Deficit and deficient are easily confused words.
The spell-check application of most word processing software programs would not catch a slip-up of these two words. Spell-check is looking for words that aren’t in its dictionary, and words that resemble words in its dictionary, but are possibly spelled wrong. Spell-check isn’t perfect. It doesn’t know and can’t guess what word you wanted, or what word you meant, it can only judge the words on the page. If you used words that are all spelled correctly, it gives you a pass anyway.
Autocorrect suggests words that start with the same letters. It’s suggesting what word you may want to save time, but quite often, its suggestions are pretty off base. They don’t help you out, but they do make you laugh.
Deficit (pronounced “def-uh-sit”) is a noun. It means the amount that an organization falls short of having a balanced budget. A balanced budget is when incoming revenue meets expenditures. For example, many US stores operate at a deficit for most of the year, traditionally Black Friday was their big sales weekend to finally catch up. With many sales happening online, stores have had to change tactics with constant sales, coupons, etc.
A deficit can also mean a weakness, a challenge, or a major shortcoming.
Deficient (pronounced “duh-fish-shunt”) has multiple meanings.
- As an adjective, it describes something that is underperforming or inadequate.
- As a noun, it is used to refer to someone with a learning disability or other mental (not psychological) challenges. I admit I don’t hear this usage often.
The following story uses both words correctly:
Delphinius was running the numbers for the family’s shoe business. He calculated the books again, again, and again. He didn’t like what he was seeing in the numbers. Each time he repeated the process, he was hoping to discover a better outcome. But to his chagrin, each time they showed the store was operating at a tremendous deficit. Actually, it had been for months. It was time to make a tough decision: they would have to lay several staff members off.

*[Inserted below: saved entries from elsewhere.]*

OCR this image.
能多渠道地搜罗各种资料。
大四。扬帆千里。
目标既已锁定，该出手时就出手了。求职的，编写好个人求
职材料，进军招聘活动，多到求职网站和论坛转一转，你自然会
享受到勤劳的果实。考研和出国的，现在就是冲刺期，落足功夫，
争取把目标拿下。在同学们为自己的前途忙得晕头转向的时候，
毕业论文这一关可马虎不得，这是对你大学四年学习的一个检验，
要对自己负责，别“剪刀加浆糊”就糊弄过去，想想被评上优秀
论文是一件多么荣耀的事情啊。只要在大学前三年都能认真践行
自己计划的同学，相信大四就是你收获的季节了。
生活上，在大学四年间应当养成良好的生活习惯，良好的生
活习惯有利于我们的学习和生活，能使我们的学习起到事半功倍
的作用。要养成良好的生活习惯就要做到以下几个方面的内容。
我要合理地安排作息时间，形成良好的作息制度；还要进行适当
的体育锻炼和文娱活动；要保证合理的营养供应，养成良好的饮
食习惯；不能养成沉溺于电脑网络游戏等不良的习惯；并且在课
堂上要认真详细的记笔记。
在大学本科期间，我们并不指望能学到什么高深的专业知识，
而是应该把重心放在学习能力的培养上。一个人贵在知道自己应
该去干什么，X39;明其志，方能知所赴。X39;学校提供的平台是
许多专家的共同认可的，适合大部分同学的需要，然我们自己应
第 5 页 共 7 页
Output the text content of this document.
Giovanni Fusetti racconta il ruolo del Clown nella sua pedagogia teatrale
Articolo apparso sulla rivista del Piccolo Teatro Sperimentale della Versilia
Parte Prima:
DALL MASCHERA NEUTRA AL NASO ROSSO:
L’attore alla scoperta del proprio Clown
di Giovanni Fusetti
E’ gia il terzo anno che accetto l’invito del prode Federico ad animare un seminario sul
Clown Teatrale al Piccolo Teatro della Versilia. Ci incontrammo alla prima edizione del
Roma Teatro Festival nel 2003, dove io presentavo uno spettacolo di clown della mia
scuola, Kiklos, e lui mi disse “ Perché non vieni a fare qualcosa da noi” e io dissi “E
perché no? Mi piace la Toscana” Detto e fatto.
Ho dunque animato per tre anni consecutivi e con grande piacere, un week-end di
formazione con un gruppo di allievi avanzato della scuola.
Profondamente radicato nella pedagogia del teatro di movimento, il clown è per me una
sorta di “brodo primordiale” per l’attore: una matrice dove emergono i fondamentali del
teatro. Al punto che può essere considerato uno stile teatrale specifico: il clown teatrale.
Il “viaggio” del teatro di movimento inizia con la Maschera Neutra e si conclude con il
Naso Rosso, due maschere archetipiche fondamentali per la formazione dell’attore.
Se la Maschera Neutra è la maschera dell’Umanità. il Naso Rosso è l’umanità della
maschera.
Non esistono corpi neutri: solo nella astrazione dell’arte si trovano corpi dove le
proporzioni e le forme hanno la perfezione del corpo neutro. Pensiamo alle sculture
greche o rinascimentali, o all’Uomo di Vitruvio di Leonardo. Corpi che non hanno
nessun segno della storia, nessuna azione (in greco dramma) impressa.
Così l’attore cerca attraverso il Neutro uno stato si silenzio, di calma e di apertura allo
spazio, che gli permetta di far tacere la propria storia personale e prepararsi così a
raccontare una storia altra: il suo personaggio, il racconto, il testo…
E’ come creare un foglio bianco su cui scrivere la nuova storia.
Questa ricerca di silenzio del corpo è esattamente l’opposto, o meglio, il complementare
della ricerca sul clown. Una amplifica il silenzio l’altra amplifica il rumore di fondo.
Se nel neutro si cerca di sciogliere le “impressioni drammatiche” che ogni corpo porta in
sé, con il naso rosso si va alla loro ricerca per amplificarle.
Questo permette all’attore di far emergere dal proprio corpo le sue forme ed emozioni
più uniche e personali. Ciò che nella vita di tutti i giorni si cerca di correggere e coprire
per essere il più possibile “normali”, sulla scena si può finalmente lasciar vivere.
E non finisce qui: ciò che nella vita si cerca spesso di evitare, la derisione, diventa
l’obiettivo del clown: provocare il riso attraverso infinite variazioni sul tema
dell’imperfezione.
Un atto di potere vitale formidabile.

For a family business, it was hard to let anyone go. His dad had liked his employees very much, but his health was now failing. The now-grown kids had to step in and take over. Delphinius looked at the sales figures to decide which employees were the most deficient in making money. This wasn’t a decision that could be made on a emotional business. It looked like Daphne, Hilda, and Giovanni would be asked to leave before the end of the year.